From the abstract:  "... Croton campestris ... is a species native to Northeast Brazil used by traditional communities for the treatment of a variety of health problems. ... The potential toxicity of the hydroalcoholic extract of C. campestris leaves on Drosophila melanogaster ... were analysed in this study. ... Our data show important toxicological effects of C. campestris leading to increased mortality and impaired locomotor performance accompanied by induction of cell stress markers in flies. The study draws attention to the indiscriminate use of plant extracts."

Wednesday, June 15, 2016

Drosophila as a model for cancer drug development (review article)

Yadav AK, Srikrishna S, Gupta SC. Cancer Drug Development Using Drosophila as an in vivo Tool: From Bedside to Bench and Back. Trends Pharmacol Sci. 2016 Jun 10. pii: S0165-6147(16)30053-0. PMID: 27298020.

From the abstract: "The fruit fly Drosophila melanogaster has been used for modeling cancer and as an in vivo tool for the validation and/or development of cancer therapeutics. The impetus for the use of Drosophila in cancer research stems from the high conservation of its signaling pathways, lower genetic redundancy, short life cycle, genetic amenability, and ease of maintenance. Several cell signaling pathways in Drosophila have been used for cancer drug development. The efficacy of combination therapy and uptake/bioavailability of drugs have also been studied. ... The advantages and limitations of the model are discussed."

Thursday, June 2, 2016

Fat flies don't glow -- Drosophila model for obesity-related research

Men TT, Thanh DN, Yamaguchi M, Suzuki T, Hattori G, Arii M, Huy NT, Kamei K. A Drosophila Model for Screening Antiobesity Agents. Biomed Res Int. 2016;2016:6293163. PMID: 27247940.

From the abstract: "... The brummer (bmm) gene in Drosophila melanogaster is known to be homologous with human adipocyte triglyceride lipase, which is related to the regulation of lipid storage. We established a Drosophila model for monitoring bmm expression by introducing the green fluorescent protein (GFP) gene as a downstream reporter of the bmm promoter. ... The Drosophila flies given high-glucose diets showed higher lipid contents, indicating the obesity phenotype; this was suggested by a weaker intensity of the GFP signal as well as reduced bmm mRNA expression. These results demonstrated that the transgenic Drosophila model established in this study is useful for screening antiobesity agents. We also report the effects of oral administration of histone deacetylase inhibitors and some vegetables on the bmm promoter activity."

Tuesday, May 31, 2016

Using the fly system to explore the role of glia in neurological diseases (review)
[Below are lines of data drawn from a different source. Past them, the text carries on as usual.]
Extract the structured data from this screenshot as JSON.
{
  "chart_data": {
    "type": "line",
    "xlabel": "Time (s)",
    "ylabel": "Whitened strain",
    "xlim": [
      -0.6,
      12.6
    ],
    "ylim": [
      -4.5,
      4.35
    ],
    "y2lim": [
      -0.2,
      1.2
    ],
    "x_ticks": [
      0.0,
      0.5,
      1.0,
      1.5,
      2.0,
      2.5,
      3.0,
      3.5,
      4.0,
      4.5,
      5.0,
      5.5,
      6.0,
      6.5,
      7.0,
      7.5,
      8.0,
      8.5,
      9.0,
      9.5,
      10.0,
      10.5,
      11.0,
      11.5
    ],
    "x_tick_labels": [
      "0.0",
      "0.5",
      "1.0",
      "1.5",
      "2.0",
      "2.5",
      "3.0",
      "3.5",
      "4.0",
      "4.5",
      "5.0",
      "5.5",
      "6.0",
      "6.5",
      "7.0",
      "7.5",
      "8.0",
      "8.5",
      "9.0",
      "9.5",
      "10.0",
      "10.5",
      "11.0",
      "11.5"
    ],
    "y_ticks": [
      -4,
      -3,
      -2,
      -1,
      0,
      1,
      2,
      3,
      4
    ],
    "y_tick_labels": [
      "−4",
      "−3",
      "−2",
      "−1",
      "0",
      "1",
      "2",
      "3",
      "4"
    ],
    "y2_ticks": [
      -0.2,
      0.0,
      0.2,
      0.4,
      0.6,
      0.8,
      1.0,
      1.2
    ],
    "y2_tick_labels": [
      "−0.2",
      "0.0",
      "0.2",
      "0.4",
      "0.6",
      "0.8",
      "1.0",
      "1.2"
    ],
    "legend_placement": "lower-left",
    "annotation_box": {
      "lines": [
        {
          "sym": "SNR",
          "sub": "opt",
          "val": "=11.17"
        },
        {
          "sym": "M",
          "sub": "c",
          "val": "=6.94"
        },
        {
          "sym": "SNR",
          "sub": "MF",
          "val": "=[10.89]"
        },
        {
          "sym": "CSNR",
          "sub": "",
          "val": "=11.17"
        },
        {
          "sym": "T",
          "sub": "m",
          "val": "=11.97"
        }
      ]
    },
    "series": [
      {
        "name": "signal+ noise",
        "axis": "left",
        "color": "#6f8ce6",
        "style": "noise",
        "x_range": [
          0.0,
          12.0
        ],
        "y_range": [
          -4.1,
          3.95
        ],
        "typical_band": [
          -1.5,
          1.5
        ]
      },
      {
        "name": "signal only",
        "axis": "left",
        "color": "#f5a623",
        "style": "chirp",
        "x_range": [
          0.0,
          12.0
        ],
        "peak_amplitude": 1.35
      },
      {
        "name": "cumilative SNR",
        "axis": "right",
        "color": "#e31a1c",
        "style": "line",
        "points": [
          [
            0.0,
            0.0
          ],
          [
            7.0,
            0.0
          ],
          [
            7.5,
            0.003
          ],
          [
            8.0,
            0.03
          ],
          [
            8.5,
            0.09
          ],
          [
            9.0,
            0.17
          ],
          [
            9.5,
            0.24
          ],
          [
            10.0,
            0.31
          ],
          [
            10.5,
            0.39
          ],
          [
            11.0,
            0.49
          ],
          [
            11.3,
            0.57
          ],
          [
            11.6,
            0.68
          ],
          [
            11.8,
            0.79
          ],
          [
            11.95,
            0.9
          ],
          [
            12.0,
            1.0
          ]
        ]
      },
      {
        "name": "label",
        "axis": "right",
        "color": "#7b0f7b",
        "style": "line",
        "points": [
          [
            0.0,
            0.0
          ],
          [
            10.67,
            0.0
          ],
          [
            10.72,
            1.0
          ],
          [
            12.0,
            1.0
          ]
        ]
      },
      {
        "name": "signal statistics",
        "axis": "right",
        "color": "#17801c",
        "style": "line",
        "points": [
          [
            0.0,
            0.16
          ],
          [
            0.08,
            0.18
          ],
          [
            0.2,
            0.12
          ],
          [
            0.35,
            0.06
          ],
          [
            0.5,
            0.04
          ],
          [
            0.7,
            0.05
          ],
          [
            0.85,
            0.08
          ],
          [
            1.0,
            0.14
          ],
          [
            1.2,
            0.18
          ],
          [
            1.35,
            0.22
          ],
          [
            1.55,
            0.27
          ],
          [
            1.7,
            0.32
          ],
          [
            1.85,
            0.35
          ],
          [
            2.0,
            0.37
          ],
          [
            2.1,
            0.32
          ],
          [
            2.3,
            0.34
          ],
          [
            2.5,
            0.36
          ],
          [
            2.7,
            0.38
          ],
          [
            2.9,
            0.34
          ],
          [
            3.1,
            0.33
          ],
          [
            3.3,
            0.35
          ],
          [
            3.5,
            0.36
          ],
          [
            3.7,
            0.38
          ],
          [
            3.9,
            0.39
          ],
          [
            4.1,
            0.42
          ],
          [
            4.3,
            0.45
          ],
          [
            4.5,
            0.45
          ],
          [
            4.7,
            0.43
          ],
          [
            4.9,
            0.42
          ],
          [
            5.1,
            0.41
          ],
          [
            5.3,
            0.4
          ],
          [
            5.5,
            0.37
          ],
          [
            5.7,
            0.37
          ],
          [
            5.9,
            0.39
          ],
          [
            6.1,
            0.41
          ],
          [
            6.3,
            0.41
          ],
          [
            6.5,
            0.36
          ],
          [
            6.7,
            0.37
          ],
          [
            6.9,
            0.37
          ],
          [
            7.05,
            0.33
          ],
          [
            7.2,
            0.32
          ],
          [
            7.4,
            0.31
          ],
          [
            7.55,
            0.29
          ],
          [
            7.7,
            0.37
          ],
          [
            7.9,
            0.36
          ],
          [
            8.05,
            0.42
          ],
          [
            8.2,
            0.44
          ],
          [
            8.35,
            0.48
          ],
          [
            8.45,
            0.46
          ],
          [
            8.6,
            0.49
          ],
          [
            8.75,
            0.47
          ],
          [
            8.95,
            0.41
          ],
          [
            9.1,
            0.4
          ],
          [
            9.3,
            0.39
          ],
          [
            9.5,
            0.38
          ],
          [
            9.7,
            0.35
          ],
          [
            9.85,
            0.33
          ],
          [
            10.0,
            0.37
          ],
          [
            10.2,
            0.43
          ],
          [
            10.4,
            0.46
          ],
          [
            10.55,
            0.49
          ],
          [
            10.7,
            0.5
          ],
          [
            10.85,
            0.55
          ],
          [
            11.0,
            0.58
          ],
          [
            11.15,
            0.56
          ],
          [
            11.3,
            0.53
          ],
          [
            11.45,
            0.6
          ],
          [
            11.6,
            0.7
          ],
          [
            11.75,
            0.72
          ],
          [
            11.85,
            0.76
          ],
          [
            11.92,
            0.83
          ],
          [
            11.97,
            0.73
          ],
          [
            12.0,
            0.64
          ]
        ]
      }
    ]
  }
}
Zwarts L, Van Eijs F, Callaerts P. Glia in Drosophila behavior. J Comp Physiol A Neuroethol Sens Neural Behav Physiol. 2015 Sep;201(9):879-93. PMID: 25336160.

From the abstract: "Glial cells constitute about 10% of the Drosophila nervous system. The development of genetic and molecular tools has helped greatly in defining different types of glia. ... We here summarize recent work describing the role of glia in normal behavior and in Drosophila models for neurological and behavioral disorders."